Cabaret Voltaire - Groovy, Laidback and Nasty (1991)


'Micro-phonies sounds about right,' quipped my one time friend Paul, 'because they're phonies!' The thrust of his satire - cleverly recycling the same actual joke made by the band in the title of what was then their latest album - was that Cabaret Voltaire had sold out in producing a queer gayboy disco record which may as well have had Boy George singing on it etc. etc.

Drum machines?

Bum machines, more like!

Hopefully he exploded when this one came out.

To be fair, the sight of Stephen Mallinder doing the butterfly in a hoodie with a big sporty stopwatch swinging from his neck in the video for Hypnotised is somehow massively comical, and very much suggestive of an album trying far too hard, which is why I've only just bought this. How bad could it be? I asked myself, repeating a question which seems to have informed quite a few of my musical purchases of late.

Obviously it doesn't really sound like a Cabaret Voltaire album, even though it is; but in their defence, the next logical question would be what does a Cabaret Voltaire album actually sound like? I suppose the answer depends on which one you're listening to, and it probably would have been just as weird had they dug out an old copy of Voice of America, analysed how it was recorded, and then impersonated their former selves like we apparently wanted them to.
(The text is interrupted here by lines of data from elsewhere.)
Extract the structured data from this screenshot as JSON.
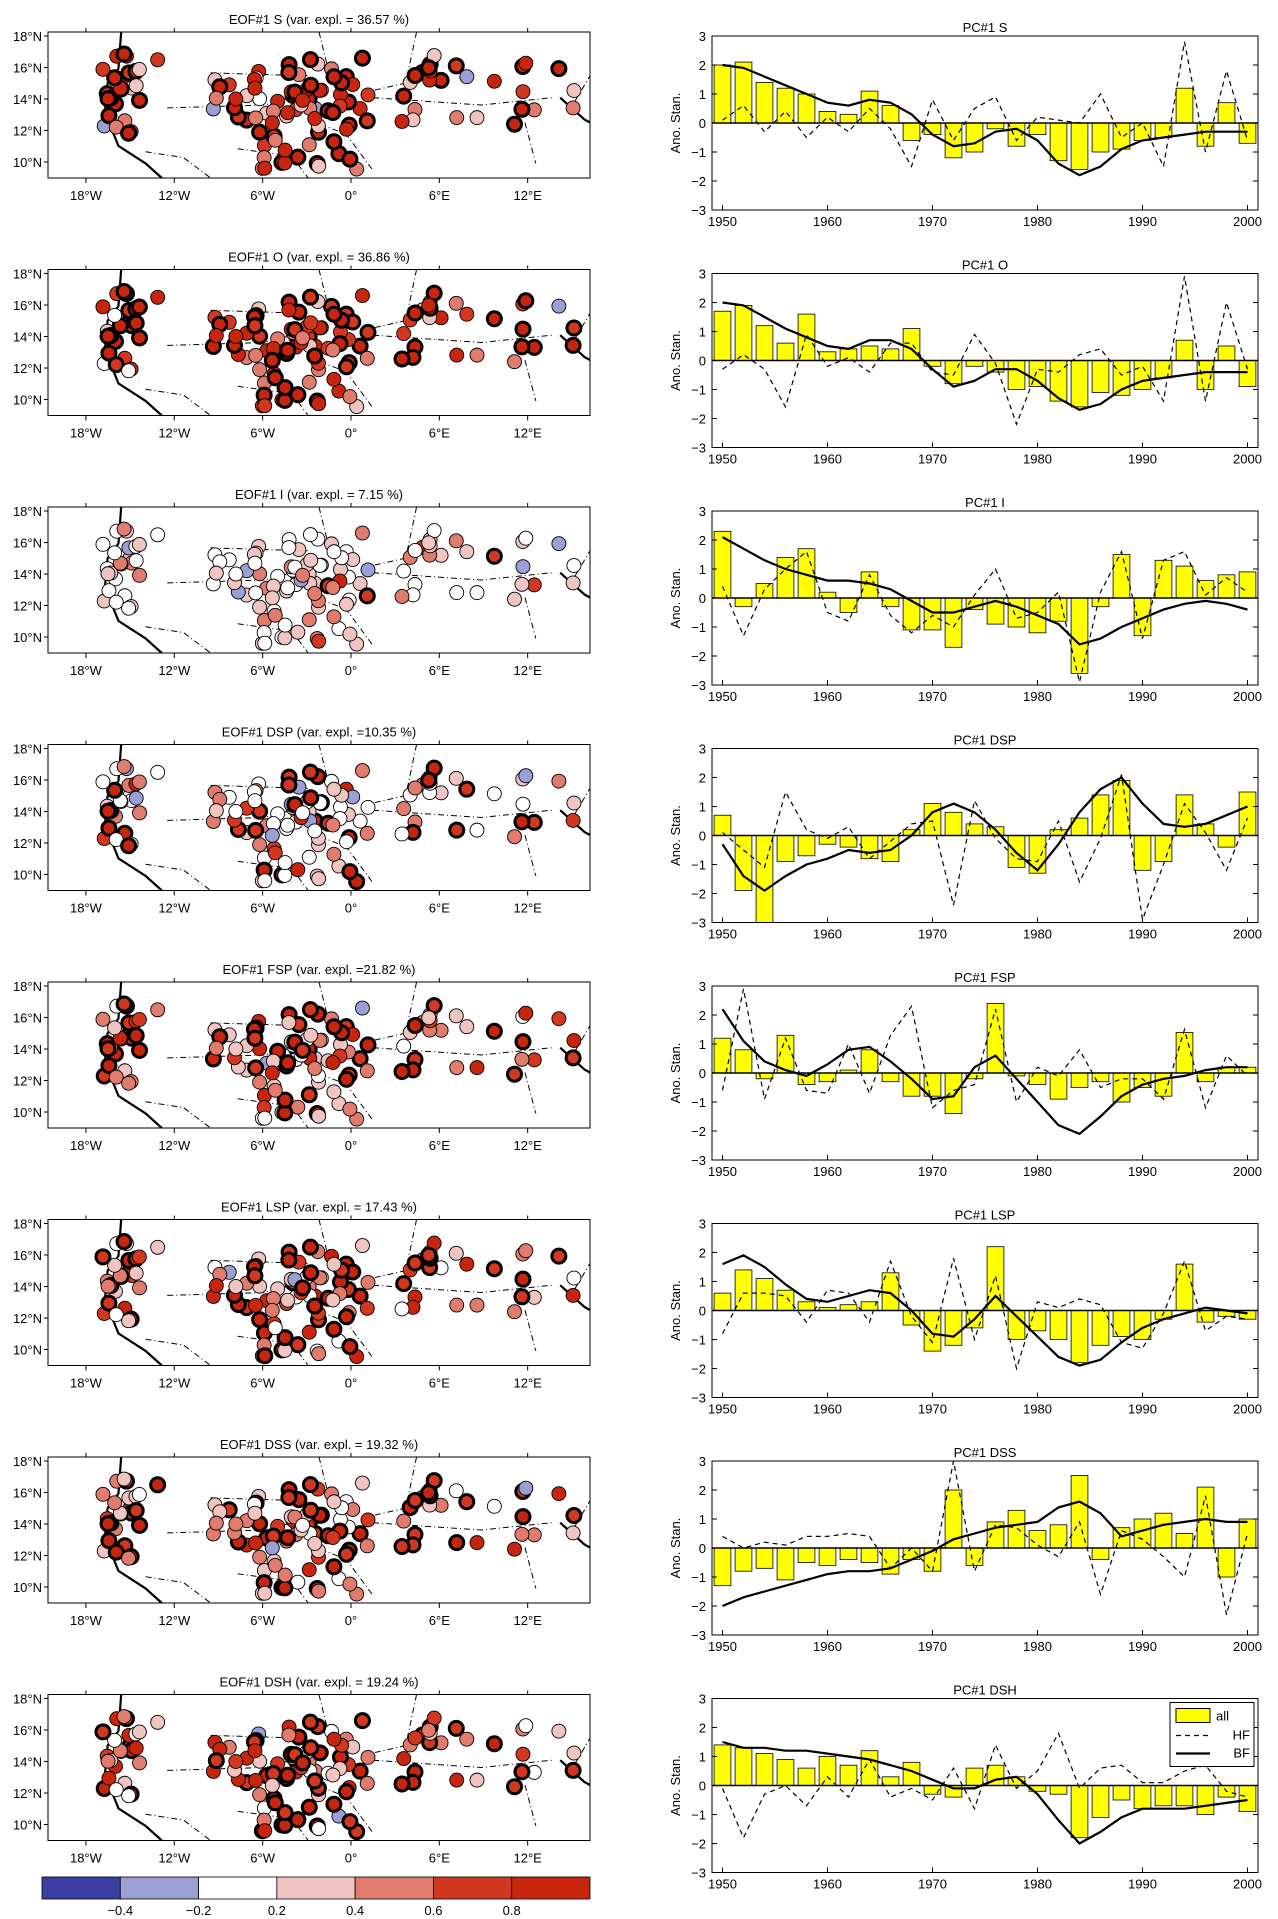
{
  "colors": {
    "bar_fill": "#ffff00",
    "bar_stroke": "#000000",
    "map_bins": [
      "#3b3fa3",
      "#9a9fd6",
      "#ffffff",
      "#f0c4c0",
      "#e07b6e",
      "#d2381f",
      "#c8250f"
    ]
  },
  "colorbar": {
    "ticks": [
      "−0.4",
      "−0.2",
      "0.2",
      "0.4",
      "0.6",
      "0.8"
    ]
  },
  "map_axes": {
    "lon_ticks": [
      "18°W",
      "12°W",
      "6°W",
      "0°",
      "6°E",
      "12°E"
    ],
    "lat_ticks": [
      "18°N",
      "16°N",
      "14°N",
      "12°N",
      "10°N"
    ]
  },
  "pc_axes": {
    "ylabel": "Ano. Stan.",
    "yticks": [
      "3",
      "2",
      "1",
      "0",
      "−1",
      "−2",
      "−3"
    ],
    "xticks": [
      "1950",
      "1960",
      "1970",
      "1980",
      "1990",
      "2000"
    ],
    "ylim": [
      -3,
      3
    ],
    "xlim": [
      1949,
      2001
    ]
  },
  "legend": {
    "items": [
      "all",
      "HF",
      "BF"
    ]
  },
  "chart_data": [
    {
      "type": "map",
      "title": "EOF#1 S  (var. expl. = 36.57 %)"
    },
    {
      "type": "bar",
      "title": "PC#1 S",
      "x": [
        1950,
        1952,
        1954,
        1956,
        1958,
        1960,
        1962,
        1964,
        1966,
        1968,
        1970,
        1972,
        1974,
        1976,
        1978,
        1980,
        1982,
        1984,
        1986,
        1988,
        1990,
        1992,
        1994,
        1996,
        1998,
        2000
      ],
      "values": [
        2.0,
        2.1,
        1.4,
        1.2,
        1.0,
        0.4,
        0.3,
        1.1,
        0.6,
        -0.6,
        -0.4,
        -1.2,
        -1.0,
        -0.2,
        -0.8,
        -0.4,
        -1.3,
        -1.6,
        -1.0,
        -0.9,
        -0.6,
        -0.5,
        1.2,
        -0.8,
        0.7,
        -0.7
      ],
      "bf": [
        2.0,
        1.9,
        1.6,
        1.3,
        1.0,
        0.7,
        0.6,
        0.8,
        0.7,
        0.3,
        -0.4,
        -0.8,
        -0.7,
        -0.3,
        -0.2,
        -0.6,
        -1.4,
        -1.8,
        -1.5,
        -0.9,
        -0.6,
        -0.5,
        -0.4,
        -0.3,
        -0.3,
        -0.3
      ],
      "hf": [
        0.1,
        0.6,
        -0.3,
        0.4,
        -0.5,
        0.2,
        -0.3,
        0.5,
        -0.2,
        -1.5,
        0.8,
        -0.6,
        0.5,
        0.9,
        -0.6,
        0.2,
        0.1,
        0.0,
        1.0,
        -0.5,
        0.0,
        -1.5,
        2.8,
        -1.0,
        1.8,
        -0.6
      ]
    },
    {
      "type": "map",
      "title": "EOF#1 O  (var. expl. = 36.86 %)"
    },
    {
      "type": "bar",
      "title": "PC#1 O",
      "x": [
        1950,
        1952,
        1954,
        1956,
        1958,
        1960,
        1962,
        1964,
        1966,
        1968,
        1970,
        1972,
        1974,
        1976,
        1978,
        1980,
        1982,
        1984,
        1986,
        1988,
        1990,
        1992,
        1994,
        1996,
        1998,
        2000
      ],
      "values": [
        1.7,
        1.9,
        1.2,
        0.6,
        1.6,
        0.3,
        0.4,
        0.5,
        0.4,
        1.1,
        -0.2,
        -0.8,
        -0.2,
        -0.4,
        -1.0,
        -0.9,
        -1.4,
        -1.6,
        -1.1,
        -1.2,
        -1.0,
        -0.6,
        0.7,
        -1.0,
        0.5,
        -0.9
      ],
      "bf": [
        2.0,
        1.9,
        1.5,
        1.1,
        0.8,
        0.5,
        0.4,
        0.7,
        0.7,
        0.4,
        -0.3,
        -0.9,
        -0.7,
        -0.3,
        -0.3,
        -0.7,
        -1.3,
        -1.7,
        -1.5,
        -1.0,
        -0.7,
        -0.6,
        -0.5,
        -0.4,
        -0.4,
        -0.4
      ],
      "hf": [
        -0.3,
        0.2,
        -0.3,
        -1.6,
        0.9,
        -0.2,
        0.1,
        -0.4,
        0.6,
        0.6,
        -0.4,
        -0.5,
        0.9,
        -0.1,
        -2.2,
        -0.3,
        -0.4,
        0.2,
        0.4,
        -0.5,
        -0.2,
        -1.4,
        2.9,
        -1.4,
        2.0,
        -0.3
      ]
    },
    {
      "type": "map",
      "title": "EOF#1 I  (var. expl. = 7.15 %)"
    },
    {
      "type": "bar",
      "title": "PC#1 I",
      "x": [
        1950,
        1952,
        1954,
        1956,
        1958,
        1960,
        1962,
        1964,
        1966,
        1968,
        1970,
        1972,
        1974,
        1976,
        1978,
        1980,
        1982,
        1984,
        1986,
        1988,
        1990,
        1992,
        1994,
        1996,
        1998,
        2000
      ],
      "values": [
        2.3,
        -0.3,
        0.5,
        1.4,
        1.7,
        0.2,
        -0.5,
        0.9,
        -0.3,
        -1.1,
        -1.1,
        -1.7,
        -0.4,
        -0.9,
        -1.0,
        -1.2,
        -0.8,
        -2.6,
        -0.3,
        1.5,
        -1.3,
        1.3,
        1.1,
        0.6,
        0.8,
        0.9
      ],
      "bf": [
        2.1,
        1.7,
        1.3,
        1.0,
        0.8,
        0.6,
        0.6,
        0.5,
        0.3,
        -0.1,
        -0.5,
        -0.5,
        -0.3,
        -0.1,
        -0.3,
        -0.6,
        -0.9,
        -1.6,
        -1.4,
        -1.0,
        -0.7,
        -0.4,
        -0.2,
        -0.1,
        -0.2,
        -0.4
      ],
      "hf": [
        0.4,
        -1.3,
        0.3,
        1.0,
        1.6,
        -0.5,
        -0.8,
        0.8,
        -0.6,
        -1.2,
        -0.6,
        -1.0,
        0.1,
        1.0,
        -0.7,
        -0.5,
        0.2,
        -2.9,
        0.2,
        1.6,
        -1.4,
        1.3,
        1.6,
        0.1,
        0.7,
        0.2
      ]
    },
    {
      "type": "map",
      "title": "EOF#1 DSP  (var. expl. =10.35 %)"
    },
    {
      "type": "bar",
      "title": "PC#1 DSP",
      "x": [
        1950,
        1952,
        1954,
        1956,
        1958,
        1960,
        1962,
        1964,
        1966,
        1968,
        1970,
        1972,
        1974,
        1976,
        1978,
        1980,
        1982,
        1984,
        1986,
        1988,
        1990,
        1992,
        1994,
        1996,
        1998,
        2000
      ],
      "values": [
        0.7,
        -1.9,
        -3.0,
        -0.9,
        -0.7,
        -0.3,
        -0.4,
        -0.8,
        -0.9,
        0.2,
        1.1,
        0.8,
        0.4,
        0.3,
        -1.1,
        -1.3,
        0.2,
        0.6,
        1.4,
        1.9,
        -1.2,
        -0.9,
        1.4,
        0.4,
        -0.4,
        1.5
      ],
      "bf": [
        -0.3,
        -1.4,
        -1.9,
        -1.4,
        -1.0,
        -0.8,
        -0.5,
        -0.6,
        -0.5,
        0.0,
        0.8,
        1.1,
        0.8,
        0.2,
        -0.6,
        -1.2,
        -0.3,
        0.8,
        1.6,
        2.0,
        1.1,
        0.4,
        0.3,
        0.4,
        0.7,
        1.0
      ],
      "hf": [
        0.1,
        -0.5,
        -1.1,
        1.5,
        0.2,
        -0.1,
        0.3,
        -0.8,
        -0.2,
        0.4,
        0.5,
        -2.4,
        1.2,
        -0.1,
        -0.8,
        -0.9,
        0.5,
        -1.6,
        -0.1,
        2.1,
        -2.9,
        -1.0,
        1.1,
        0.1,
        -1.2,
        0.6
      ]
    },
    {
      "type": "map",
      "title": "EOF#1 FSP  (var. expl. =21.82 %)"
    },
    {
      "type": "bar",
      "title": "PC#1 FSP",
      "x": [
        1950,
        1952,
        1954,
        1956,
        1958,
        1960,
        1962,
        1964,
        1966,
        1968,
        1970,
        1972,
        1974,
        1976,
        1978,
        1980,
        1982,
        1984,
        1986,
        1988,
        1990,
        1992,
        1994,
        1996,
        1998,
        2000
      ],
      "values": [
        1.2,
        0.8,
        -0.2,
        1.3,
        -0.4,
        -0.3,
        0.1,
        0.8,
        -0.3,
        -0.8,
        -0.8,
        -1.4,
        -0.2,
        2.4,
        -0.1,
        -0.4,
        -0.9,
        -0.5,
        -0.3,
        -1.0,
        -0.5,
        -0.8,
        1.4,
        -0.3,
        0.2,
        0.2
      ],
      "bf": [
        2.2,
        1.1,
        0.4,
        0.1,
        -0.1,
        0.3,
        0.8,
        0.9,
        0.4,
        -0.2,
        -0.9,
        -0.8,
        0.2,
        0.6,
        -0.2,
        -1.0,
        -1.8,
        -2.1,
        -1.5,
        -0.8,
        -0.4,
        -0.2,
        -0.1,
        0.1,
        0.2,
        0.2
      ],
      "hf": [
        -0.6,
        2.9,
        -0.9,
        1.2,
        -0.6,
        -0.7,
        1.0,
        -0.7,
        1.3,
        2.3,
        -1.2,
        -0.6,
        -0.4,
        2.2,
        -1.0,
        0.2,
        -0.1,
        0.8,
        -0.5,
        -0.2,
        -0.2,
        -0.9,
        1.5,
        -1.2,
        0.6,
        -0.1
      ]
    },
    {
      "type": "map",
      "title": "EOF#1 LSP  (var. expl. = 17.43 %)"
    },
    {
      "type": "bar",
      "title": "PC#1 LSP",
      "x": [
        1950,
        1952,
        1954,
        1956,
        1958,
        1960,
        1962,
        1964,
        1966,
        1968,
        1970,
        1972,
        1974,
        1976,
        1978,
        1980,
        1982,
        1984,
        1986,
        1988,
        1990,
        1992,
        1994,
        1996,
        1998,
        2000
      ],
      "values": [
        0.6,
        1.4,
        1.1,
        0.7,
        0.3,
        0.1,
        0.2,
        0.3,
        1.3,
        -0.5,
        -1.4,
        -1.2,
        -0.6,
        2.2,
        -1.0,
        -0.7,
        -1.0,
        -1.8,
        -1.2,
        -0.9,
        -1.0,
        -0.3,
        1.6,
        -0.4,
        -0.2,
        -0.3
      ],
      "bf": [
        1.6,
        1.9,
        1.5,
        0.9,
        0.4,
        0.3,
        0.5,
        0.7,
        0.6,
        0.0,
        -0.8,
        -0.9,
        -0.3,
        0.5,
        -0.2,
        -0.9,
        -1.6,
        -1.9,
        -1.7,
        -1.1,
        -0.6,
        -0.3,
        -0.1,
        0.1,
        0.0,
        -0.1
      ],
      "hf": [
        -0.8,
        0.6,
        0.6,
        0.5,
        -0.4,
        0.7,
        0.6,
        -0.4,
        1.7,
        -0.2,
        -1.1,
        1.8,
        -1.0,
        1.2,
        -2.0,
        0.3,
        0.1,
        0.4,
        0.2,
        -1.1,
        -1.3,
        -0.1,
        1.7,
        -0.7,
        -0.2,
        -0.3
      ]
    },
    {
      "type": "map",
      "title": "EOF#1 DSS  (var. expl. = 19.32 %)"
    },
    {
      "type": "bar",
      "title": "PC#1 DSS",
      "x": [
        1950,
        1952,
        1954,
        1956,
        1958,
        1960,
        1962,
        1964,
        1966,
        1968,
        1970,
        1972,
        1974,
        1976,
        1978,
        1980,
        1982,
        1984,
        1986,
        1988,
        1990,
        1992,
        1994,
        1996,
        1998,
        2000
      ],
      "values": [
        -1.3,
        -0.8,
        -0.7,
        -1.1,
        -0.5,
        -0.6,
        -0.4,
        -0.5,
        -0.9,
        -0.4,
        -0.8,
        2.0,
        -0.6,
        0.9,
        1.3,
        0.6,
        0.8,
        2.5,
        -0.4,
        0.7,
        1.0,
        1.2,
        0.5,
        2.1,
        -1.0,
        1.0
      ],
      "bf": [
        -2.0,
        -1.7,
        -1.5,
        -1.3,
        -1.1,
        -0.9,
        -0.8,
        -0.8,
        -0.7,
        -0.4,
        -0.1,
        0.3,
        0.5,
        0.7,
        0.8,
        0.9,
        1.4,
        1.6,
        1.2,
        0.4,
        0.6,
        0.8,
        0.9,
        1.0,
        0.9,
        0.9
      ],
      "hf": [
        0.4,
        0.0,
        0.2,
        0.1,
        0.4,
        0.4,
        0.5,
        0.4,
        -0.7,
        0.0,
        -0.8,
        3.0,
        -0.8,
        0.8,
        0.7,
        0.1,
        -0.3,
        0.9,
        -1.6,
        0.6,
        0.3,
        -0.3,
        -1.0,
        1.8,
        -2.3,
        0.5
      ]
    },
    {
      "type": "map",
      "title": "EOF#1 DSH  (var. expl. = 19.24 %)"
    },
    {
      "type": "bar",
      "title": "PC#1 DSH",
      "x": [
        1950,
        1952,
        1954,
        1956,
        1958,
        1960,
        1962,
        1964,
        1966,
        1968,
        1970,
        1972,
        1974,
        1976,
        1978,
        1980,
        1982,
        1984,
        1986,
        1988,
        1990,
        1992,
        1994,
        1996,
        1998,
        2000
      ],
      "values": [
        1.4,
        1.3,
        1.1,
        0.9,
        0.6,
        1.0,
        0.7,
        1.2,
        0.3,
        0.8,
        -0.3,
        -0.4,
        0.6,
        0.7,
        0.3,
        -0.2,
        -0.3,
        -1.8,
        -1.1,
        -0.5,
        -0.8,
        -0.7,
        -0.7,
        -1.0,
        -0.4,
        -0.9
      ],
      "bf": [
        1.5,
        1.3,
        1.3,
        1.2,
        1.2,
        1.1,
        1.0,
        0.9,
        0.7,
        0.5,
        0.2,
        -0.1,
        -0.1,
        0.2,
        0.3,
        -0.3,
        -1.2,
        -2.0,
        -1.6,
        -1.1,
        -0.8,
        -0.8,
        -0.8,
        -0.7,
        -0.6,
        -0.5
      ],
      "hf": [
        -0.1,
        -1.8,
        -0.3,
        0.0,
        -0.7,
        0.3,
        -0.4,
        0.9,
        -0.4,
        -0.1,
        -0.5,
        0.6,
        -0.8,
        1.4,
        -0.1,
        0.5,
        1.8,
        -0.1,
        0.6,
        0.7,
        0.1,
        0.1,
        0.5,
        0.7,
        -0.2,
        -0.4
      ]
    }
  ]
}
Groovy, Laidback and Nasty scores low for tapes of evangelical preachers, drums played through a flange pedal, or Mal doing that weird vocalising thing which never quite sounds like language so much as Sean Connery having a seizure.

Yushnar arwar sharwar nawurhar…

Groovy, Laidback and Nasty
is house music, which doesn't have to be a problem, because 1) if anyone had earned the right to jump on the house music gravy train, it was Cabaret Voltaire, 2) I like house music, and 3) they do it very well.

This last point is what seals the deal, and which differentiates this from one of Porridge's hilarious attempts to get down with da mans dem, and specifically due to the involvement of persons such as Marshall Jefferson and Paris Brightledge; besides which Cabaret Voltaire always had some vague connection to northern soul and black music in general, particularly the sonic experimentation of dub producers. It's not like they ever had much of a through line from Led Zeppelin or Whitesnake; and when you stick the record on, it sounds fucking great - at least more convincing than all those fuckfaced baggy twats of the day, jangling away and insisting that there had always been a dance element to their dopey shuffling songs. Mal's vocal, if limited, is surprisingly conducive to what is basically soul, and the music very much inhabits its genre rather than standing outside waiting to be let in. You can already hear traces of Kirk's Sweet Exorcist beginning to emerge, so it's not even like Groovy fails to bring anything new to the table; and once again I wish somebody had told me all of this back in 1991.